隨着業務需求增加,需要進行語言訓練,因此需要安裝訓練工具, 選擇卸載重裝:
$ brew install --with-training-tools tesseract Usage: brew install [options] formula|cask [...] Install a formula or cask. Additional options specific to a formula may be appended to the command. ... Error: invalid option: --with-training-tools
提示此安裝方式已廢棄。
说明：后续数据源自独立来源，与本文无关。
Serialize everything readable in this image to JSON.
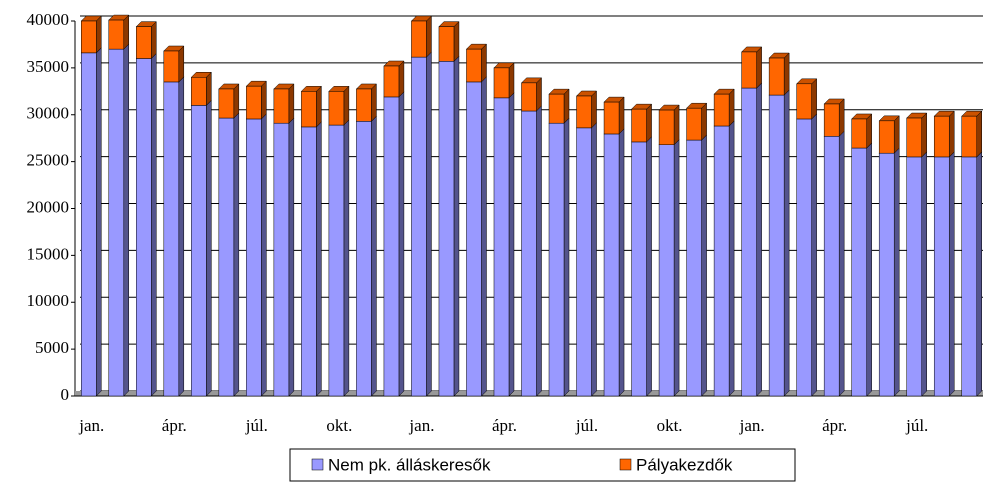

所以選擇編譯安裝方式:
安裝依賴
# Packages which are always needed. brew install automake autoconf libtool brew install pkgconfig brew install icu4c brew install leptonica # Packages required for training tools. brew install pango # Optional packages for extra features. brew install libarchive # Optional package for builds using g++. brew install gcc
下載解壓
https://github.com/tesseract-ocr/tesseract/releases
安裝
cd tesseract-5.1.0 ./autogen.sh mkdir build cd build # Optionally add CXX=g++-8 to the configure command if you really want to use a different compiler. ../configure PKG_CONFIG_PATH=/usr/local/opt/icu4c/lib/pkgconfig:/usr/local/opt/libarchive/lib/pkgconfig:/usr/local/opt/libffi/lib/pkgconfig make -j # Optionally install Tesseract. sudo make install # Optionally build and install training tools. make training sudo make training-install
問題:
安裝好之后,編譯項目報錯:
2022/03/31 15:32:10 ERROR ▶ 0004 Failed to build the application: # ocr /usr/local/go/pkg/tool/darwin_amd64/link: running clang++ failed: exit status 1 Undefined symbols for architecture x86_64: "tesseract::TessBaseAPI::Init(char const*, char const*, tesseract::OcrEngineMode, char**, int, GenericVector<STRING> const*, GenericVector<STRING> const*, bool)", referenced from: Init(void*, char*, char*) in 000023.o _Init in 000023.o _GetDataPath in 000023.o "tesseract::TessBaseAPI::Recognize(ETEXT_DESC*)", referenced from: _GetBoundingBoxesVerbose in 000023.o _GetBoundingBoxes in 000023.o ld: symbol(s) not found for architecture x86_64 clang: error: linker command failed with exit code 1 (use -v to see invocation)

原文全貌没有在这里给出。